Description of problem: Quite often when umounting a GFS filesystem on my 8 node cluster one node will oops as shown below. This hangs any further DLM operations in the cluster until that node is rebooted. Version-Release number of selected component (if applicable): How reproducible: Very easily on my 8-node i686 cluster Steps to Reproduce: 1. Mount a GFS filesystem on all 8 nodes 2. umount it on all 8 nodes 3. repeat until it oopses (this usually happens very quickly for me) Actual results: Oops on at least one node. Expected results: Clean umount on all nodes. Additional info: Oops text: BUG: unable to handle kernel paging request at virtual address db79d830 printing eip: c01f54d1 *pde = 0006e067 *pte = 1b79d000 Oops: 0000 [#1] SMP DEBUG_PAGEALLOC Modules linked in: lock_nolock lock_dlm dlm gfs2 configfs sctp ipv6 dm_round_rob in iscsi_tcp libiscsi scsi_transport_iscsi dm_multipath CPU: 0 EIP: 0060:[<c01f54d1>] Not tainted VLI EFLAGS: 00010206 (2.6.19-rc3 #2) EIP is at kref_put+0x55/0x7c eax: db79d830 ebx: db79d830 ecx: c9014f40 edx: c8d25f60 esi: c01f4f7d edi: d4ea67dc ebp: d241ff14 esp: d241fefc ds: 007b es: 007b ss: 0068 Process dlm_controld (pid: 3871, ti=d241e000 task=d2bdd5b0 task.ti=d241e000) Stack: d2bdd5b0 bf9e2726 d241ff20 00000046 00000000 db79d818 d241ff24 c01f4939 db79d830 c01f4f7d d241ff3c c01914d1 db79d818 00000008 c8d37dc8 c9014f40 d241ff70 c015ad7c c8d37dc8 c9014f40 00000000 00000000 00000000 c8d25f60 Call Trace: [<c0103d85>] show_trace_log_lvl+0x26/0x3c [<c0103e38>] show_stack_log_lvl+0x9d/0xa5 [<c01041e8>] show_registers+0x1af/0x249 [<c01045a9>] die+0x1dd/0x2c6 [<c0111932>] do_page_fault+0x488/0x562 [<c03294b9>] error_code+0x39/0x40 [<c01f4939>] kobject_put+0x1f/0x21 [<c01914d1>] sysfs_release+0x31/0x7d [<c015ad7c>] __fput+0xdc/0x1a7 [<c015ae5e>] fput+0x17/0x19 [<c01586d7>] filp_close+0x61/0x6a [<c0158f0d>] sys_close+0x7c/0xb1 [<c0102ecd>] sysenter_past_esp+0x56/0x8d ======================= Code: 75 29 c7 44 24 0c 55 b9 39 c0 c7 44 24 08 35 00 00 00 c7 44 24 04 5e f0 34 c0 c7 04 24 ba c7 33 c0 e8 38 49 f2 ff e8 b0 e9 f0 ff <8b> 03 48 74 0c 90 ff 0b 0f 94 c0 31 d2 84 c0 74 0a 89 1c 24 ff EIP: [<c01f54d1>] kref_put+0x55/0x7c SS:ESP 0068:d241fefc
Created attachment 140135 [details] Patch to fix (this has gone upstream to Steve)

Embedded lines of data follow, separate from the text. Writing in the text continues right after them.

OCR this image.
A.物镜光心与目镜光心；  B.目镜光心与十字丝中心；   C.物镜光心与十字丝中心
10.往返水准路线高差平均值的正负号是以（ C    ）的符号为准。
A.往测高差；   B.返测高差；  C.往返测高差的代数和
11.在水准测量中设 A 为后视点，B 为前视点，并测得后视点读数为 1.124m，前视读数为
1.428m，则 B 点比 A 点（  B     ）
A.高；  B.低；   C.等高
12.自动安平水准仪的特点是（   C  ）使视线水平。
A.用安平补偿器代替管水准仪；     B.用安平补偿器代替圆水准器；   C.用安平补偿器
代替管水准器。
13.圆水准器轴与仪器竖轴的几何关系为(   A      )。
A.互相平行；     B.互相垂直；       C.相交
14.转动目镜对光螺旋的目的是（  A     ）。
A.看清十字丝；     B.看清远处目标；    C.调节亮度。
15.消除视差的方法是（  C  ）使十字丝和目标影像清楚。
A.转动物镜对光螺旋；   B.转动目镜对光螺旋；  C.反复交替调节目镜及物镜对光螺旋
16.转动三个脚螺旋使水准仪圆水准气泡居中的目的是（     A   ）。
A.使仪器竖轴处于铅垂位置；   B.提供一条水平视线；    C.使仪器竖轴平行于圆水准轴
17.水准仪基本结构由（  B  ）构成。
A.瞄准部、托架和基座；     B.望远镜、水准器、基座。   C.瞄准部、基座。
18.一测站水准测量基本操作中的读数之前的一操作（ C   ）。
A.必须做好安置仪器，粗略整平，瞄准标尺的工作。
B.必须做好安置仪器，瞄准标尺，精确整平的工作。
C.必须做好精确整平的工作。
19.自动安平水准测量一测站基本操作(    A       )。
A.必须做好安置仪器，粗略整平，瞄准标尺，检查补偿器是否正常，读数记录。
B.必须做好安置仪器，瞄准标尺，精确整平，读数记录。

Devel ACK and posting for beta2 blocker status. Problem has not yet shown up in QE testing but will most likely impact the mount-stress tests. Patch has been posted to rhkernel-list and would like to consider it for the final beta2 kernel respin.
Moved to RHEL5 beta and dlm-kernel. Also provided pm_ack.
QE ack for RHEL5B2.
Changing component to kernel for patch tracking.
in kernel-2.6.18-1.2744.el5
Patch confirmed in 2.6.18-1.2747.el5.